Trump não venceu pela maioria do voto popular. A candidata democrata, Hillary Clinton, teria uma vantagem de 300 mil votos se esse fosse o critério, mas o sistema norte-americano funciona de forma diferente. Alguns apontam essa particularidade como um indício de que Trump não seria a opção da maior parte do povo americano, mas Rachel discorda.
Segundo ela, Trump obteve a vitória em parte justamente porque soube adequar sua campanha ao funcionamento do sistema eleitoral. “Se fosse voto popular ele teria feito uma campanha diferente e provavelmente teria ganho com uma margem ainda maior”.

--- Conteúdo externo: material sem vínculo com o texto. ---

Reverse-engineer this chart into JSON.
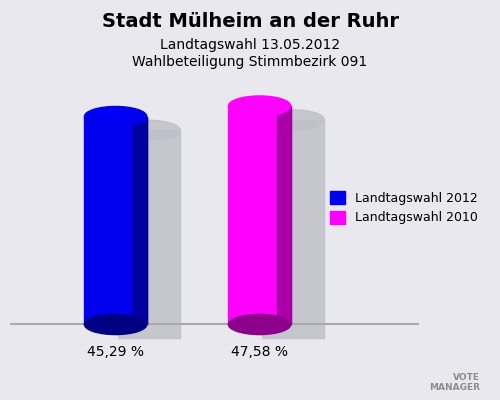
{
  "title": "Stadt Mülheim an der Ruhr",
  "subtitle1": "Landtagswahl 13.05.2012",
  "subtitle2": "Wahlbeteiligung Stimmbezirk 091",
  "values": [
    45.29,
    47.58
  ],
  "bar_colors": [
    "#0000ee",
    "#ff00ff"
  ],
  "bar_labels": [
    "45,29 %",
    "47,58 %"
  ],
  "legend_labels": [
    "Landtagswahl 2012",
    "Landtagswahl 2010"
  ],
  "background_color": "#e8e8ee",
  "ylim_max": 55,
  "bar_width": 0.13,
  "x_positions": [
    0.22,
    0.52
  ],
  "xlim": [
    0.0,
    1.0
  ],
  "title_fontsize": 14,
  "subtitle_fontsize": 10,
  "label_fontsize": 10,
  "legend_fontsize": 9,
  "shadow_color": "#c0c0c8",
  "ellipse_yratio": 0.04,
  "dark_factor": 0.55
}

Isso porque Trump sabe como adotar medidas populistas para expandir sua popularidade. Com mais de 42 milhões de seguidores no Twitter, o presidente é um usuário ativo na rede, tendo se declarado o “Ernest Hemingway dos 140 caracteres”. Júlia acredita que esse tipo de comportamento gera uma aproximação com o eleitor: “Quando você lê um tweet, parece que ele está falando com você”. O resultado disso, para Rachel, é que “O fã do Trump é fã até a morte – não importa o que ele fala, é como se fosse um esporte. A personalidade dele exerce um fascínio nas pessoas.”